This is something that happened to me recently. I was working on my private projects and was playing around with different Amazon Web Services. I had one service deployed on Amazon Elastic Container Service (ECS). One morning when I woke up and looked at my phone, I was shocked. I got about ten budget warnings per mail! My budget was exceeded during the night.
So, what happened?
When I first deployed my Spring Boot service on ECS, it was not working. Therefore, I enabled CloudWatch Logs in my ECS Cluster to be able to debug the problems during startup.
In the end, the service was in a redeploy loop because the health check grace period was too low. Whenever the service was deployed, the Application Load Balancer almost immediately started to perform its health checks. The service did not answer with a successful response because it was still in the startup process. Therefore, the status of the service was set to unhealthy. The consequence of this was that the service got undeployed, and a new service got deployed.
I did not disable CloudWatch logs because we get the first 5GB of log ingestion for free, and it might help with upcoming issues. 5GB of logs for one service is a lot, right? Yes, indeed. But not in my case. I had a bug in my service that resulted in an endless loop that would log the same exception over and over again. This resulted in 238GB of useless logs! The costs are 159.79$ for literally nothing.
I logged in to my AWS Account and immediately stopped the service. Then I looked at the logs and recognized what was wrong. I deleted the logs and fixed the bug. It was just one line that was wrong. It had been added just before going to bed the day before.
With a faster instance on ECS, this could have gotten much worse! I was using a Fargate Spot instance with 0.5vCPUs. I can't imagine how many GBs could have been created with a stronger instance.
How to prevent this?
Don't commit and deploy stuff and go to bed or leave the office. Do you have static code analysis and automated tests? Are you confident that the upgrade works just fine? It would be best if you take the time to verify it manually. Look at the logs manually if you don't have an automated log analysis. In my case, just 5 minutes of my time could have saved me 159.79$ and a stressful morning.
Always make sure to stay within your free tier limit of all AWS services if you don't want to get high expenses. Unfortunately, there is no cost limit in AWS. You can and should create budgets with alerts. This does not prevent the cost explosion, but it might help react in a reasonable time and keep the costs to a minimum. Details about AWS Budgets can be found here.

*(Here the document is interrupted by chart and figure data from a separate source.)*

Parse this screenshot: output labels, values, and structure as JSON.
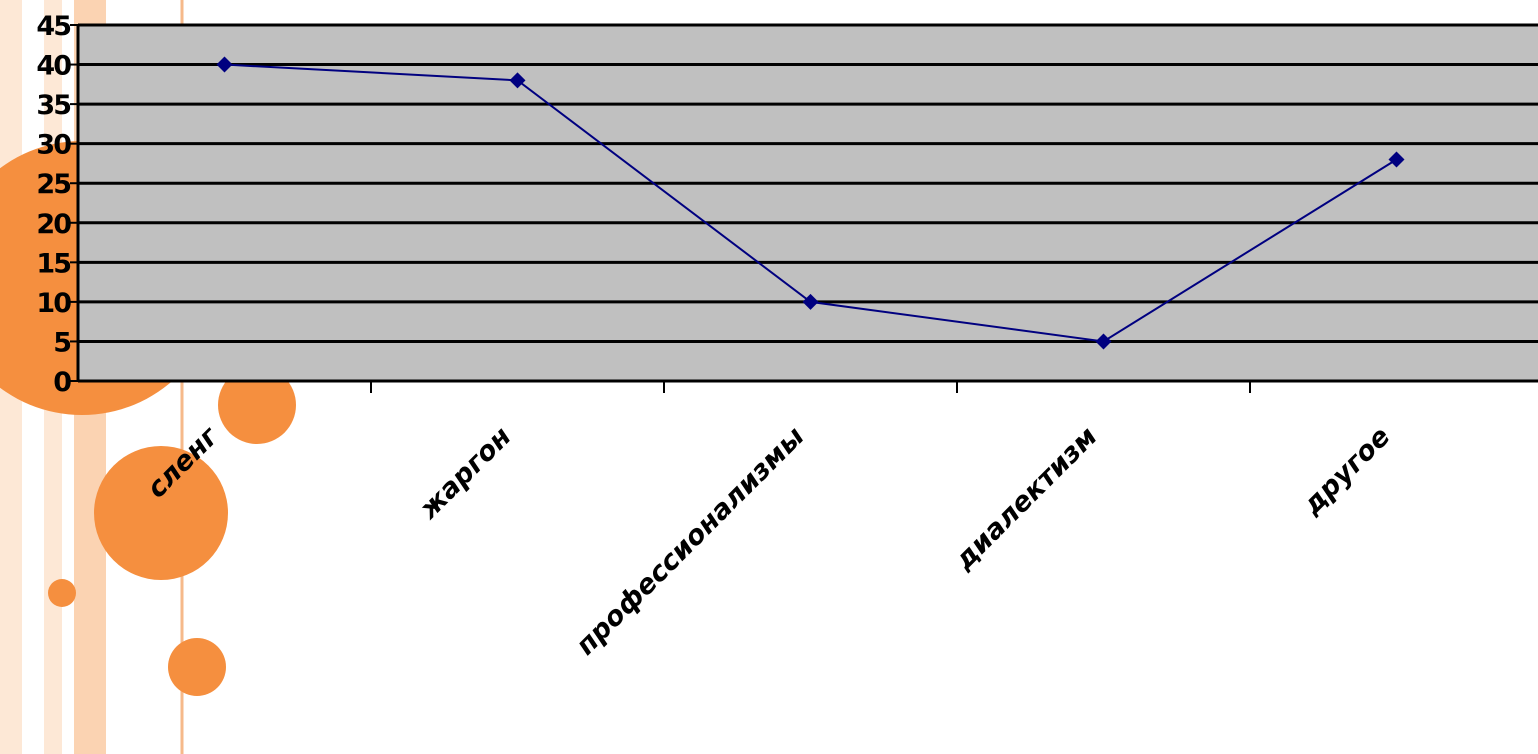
{
  "colors": {
    "plot_background": "#c0c0c0",
    "gridline": "#000000",
    "series_line": "#000080",
    "marker": "#000080",
    "decor_orange": "#f58f3f",
    "decor_stripe_light": "#fde8d6",
    "decor_stripe_mid": "#fbd3b2"
  },
  "chart_data": {
    "type": "line",
    "categories": [
      "сленг",
      "жаргон",
      "профессионализмы",
      "диалектизм",
      "другое"
    ],
    "series": [
      {
        "values": [
          40,
          38,
          10,
          5,
          28
        ],
        "marker": "diamond"
      }
    ],
    "ylim": [
      0,
      45
    ],
    "yticks": [
      "0",
      "5",
      "10",
      "15",
      "20",
      "25",
      "30",
      "35",
      "40",
      "45"
    ],
    "grid": true,
    "legend": "none"
  }
}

It is also recommended to enable AWS Cost Anomaly Detection and create a cost monitor. It will notify you about any detected cost anomalies that exceed the configured threshold. Details about AWS Cost Anomaly Detection and how to create a cost monitor can be found here.
Another helpful measure could be CloudWatch itself. You can create Billing Alarms that notify you when your estimated charges exceed some configured threshold. A step-by-step guide on how to create a billing alarm using CloudWatch can be found here.
Note that all those measures do not stop any services. They just notify you, and you need to manually fix the problem or stop the service that incurs the charges.
I learned the hard way that I was too confident when deploying small changes.
Trust is good control is better - Vladimir Lenin
In the future, I am going to verify manually that all my automated checks are working correctly and there are no obvious issues with the deployment. I also disabled CloudWatch log ingestion in my ECS Cluster for now.
I had no Billing Alarms configured, and my cost monitor was not configured correctly. I have updated everything, and next time I should get notified much earlier.
Update 29.06.2022: Amazon refunded the charges for CloudWatch after I reached out to them and explained the situation. The support was excellent.